Deux approches existent pour gérer cette contrainte :
- Le dry cooler adiabatique, qui ajoute une brumisation d’eau en amont des batteries pendant les pics de chaleur. La consommation d’eau reste limitée à quelques centaines d’heures par an, loin du fonctionnement continu d’une tour évaporative
- Le système hybride, qui combine un dry cooler et un groupe froid avec basculement automatique selon la température extérieure. Le compresseur ne prend le relais que lorsque le free cooling ne couvre plus la charge
- Le surdimensionnement du dry cooler pour maintenir un écart de température suffisant, solution qui implique un compromis entre performance et coût d’installation
Les retours terrain divergent sur le seuil optimal de basculement entre mode sec et mode assisté. Il dépend à la fois du process refroidi (tolérance aux variations de température) et de l’acceptation économique d’un léger dépassement ponctuel de la consigne.

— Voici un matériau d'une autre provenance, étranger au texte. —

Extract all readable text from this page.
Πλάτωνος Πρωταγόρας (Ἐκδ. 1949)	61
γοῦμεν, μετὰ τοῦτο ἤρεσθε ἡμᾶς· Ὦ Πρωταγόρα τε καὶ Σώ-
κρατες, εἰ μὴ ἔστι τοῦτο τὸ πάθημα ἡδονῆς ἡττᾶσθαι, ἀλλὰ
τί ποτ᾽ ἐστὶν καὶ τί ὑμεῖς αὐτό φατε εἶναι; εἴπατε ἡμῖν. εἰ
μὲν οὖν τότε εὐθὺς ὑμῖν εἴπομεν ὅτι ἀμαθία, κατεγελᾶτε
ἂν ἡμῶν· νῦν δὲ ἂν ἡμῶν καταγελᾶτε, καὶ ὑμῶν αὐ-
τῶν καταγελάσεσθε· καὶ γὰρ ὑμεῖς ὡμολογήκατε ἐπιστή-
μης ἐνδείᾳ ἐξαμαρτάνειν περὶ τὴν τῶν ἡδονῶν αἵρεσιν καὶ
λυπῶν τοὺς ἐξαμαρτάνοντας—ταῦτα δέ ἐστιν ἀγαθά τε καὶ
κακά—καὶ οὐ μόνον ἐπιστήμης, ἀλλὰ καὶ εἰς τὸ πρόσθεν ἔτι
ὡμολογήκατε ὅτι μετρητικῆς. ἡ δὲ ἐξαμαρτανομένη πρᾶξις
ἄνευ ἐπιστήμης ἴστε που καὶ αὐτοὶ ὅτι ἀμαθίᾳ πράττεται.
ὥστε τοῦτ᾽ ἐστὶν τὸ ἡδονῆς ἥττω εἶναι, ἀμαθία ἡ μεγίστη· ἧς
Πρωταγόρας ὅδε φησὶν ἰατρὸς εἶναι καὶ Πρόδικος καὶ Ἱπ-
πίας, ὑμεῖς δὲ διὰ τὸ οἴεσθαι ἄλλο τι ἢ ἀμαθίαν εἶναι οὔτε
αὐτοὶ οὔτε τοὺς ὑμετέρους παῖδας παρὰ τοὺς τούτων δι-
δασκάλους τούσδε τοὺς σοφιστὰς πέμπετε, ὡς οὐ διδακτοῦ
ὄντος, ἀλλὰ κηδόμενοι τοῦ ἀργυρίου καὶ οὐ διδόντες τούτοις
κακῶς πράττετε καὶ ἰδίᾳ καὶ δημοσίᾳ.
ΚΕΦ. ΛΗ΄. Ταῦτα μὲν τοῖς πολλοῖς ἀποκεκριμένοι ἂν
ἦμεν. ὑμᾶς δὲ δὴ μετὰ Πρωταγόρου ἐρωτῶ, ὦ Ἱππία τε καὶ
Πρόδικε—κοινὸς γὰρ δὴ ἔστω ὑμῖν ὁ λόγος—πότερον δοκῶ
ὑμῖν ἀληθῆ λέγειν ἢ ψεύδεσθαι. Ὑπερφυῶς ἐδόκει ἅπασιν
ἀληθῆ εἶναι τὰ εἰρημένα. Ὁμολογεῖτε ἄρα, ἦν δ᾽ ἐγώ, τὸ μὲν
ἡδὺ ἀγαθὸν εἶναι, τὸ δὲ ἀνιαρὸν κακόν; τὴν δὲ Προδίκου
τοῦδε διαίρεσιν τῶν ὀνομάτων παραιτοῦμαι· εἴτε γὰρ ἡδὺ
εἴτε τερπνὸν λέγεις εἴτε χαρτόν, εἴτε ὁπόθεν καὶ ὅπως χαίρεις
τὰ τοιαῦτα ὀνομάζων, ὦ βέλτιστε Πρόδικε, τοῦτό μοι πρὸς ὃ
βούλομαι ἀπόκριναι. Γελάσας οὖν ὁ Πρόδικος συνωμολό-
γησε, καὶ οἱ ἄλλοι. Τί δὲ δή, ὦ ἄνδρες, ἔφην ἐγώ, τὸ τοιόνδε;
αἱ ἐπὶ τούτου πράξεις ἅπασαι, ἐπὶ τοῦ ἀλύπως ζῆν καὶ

Dimensionnement et certification : ce qui fait la différence sur la consommation réelle
Un constat revient dans la littérature technique : la performance réelle d’un système de refroidissement dépend autant du dimensionnement que de la technologie choisie. Un dry cooler sous-dimensionné force le groupe froid à compenser en permanence, annulant une partie des économies attendues.
Eurovent a documenté ce phénomène en montrant que l’augmentation de la capacité du refroidisseur sec améliore le rendement global du système, parfois de manière plus significative que le passage à un compresseur de classe supérieure. Cette observation a une conséquence pratique : lors de la conception, il est plus rentable d’investir dans un dry cooler correctement dimensionné que de chercher le groupe froid le plus performant du marché.
Données de performance certifiées
La certification Eurovent des refroidisseurs secs garantit que les données constructeur (puissance thermique, débit d’air, niveau sonore) correspondent aux performances réelles dans des conditions normalisées. Vérifier cette certification reste un levier simple pour s’assurer que de nombreuses installations ne passent pas à côté d’économies d’énergie accessibles.
Pour les data centers, où le refroidissement peut représenter la part la plus importante de la consommation hors IT, le choix du système de rejet thermique a un impact direct sur le PUE (Power Usage Effectiveness). Un dry cooler bien dimensionné, couplé à un régime de free cooling adapté au climat local, contribue à rapprocher le PUE de sa valeur cible.
Le dry cooler ne remplace pas toutes les solutions de refroidissement. Sur les sites à forte charge thermique en climat chaud, la tour évaporative ou le refroidissement liquide direct conservent leur pertinence. La question n’est pas de choisir une technologie universelle, mais de dimensionner le bon équipement pour le bon profil d’exploitation, en intégrant le coût de l’eau, de l’énergie et de la maintenance sur toute la durée de vie de l’installation.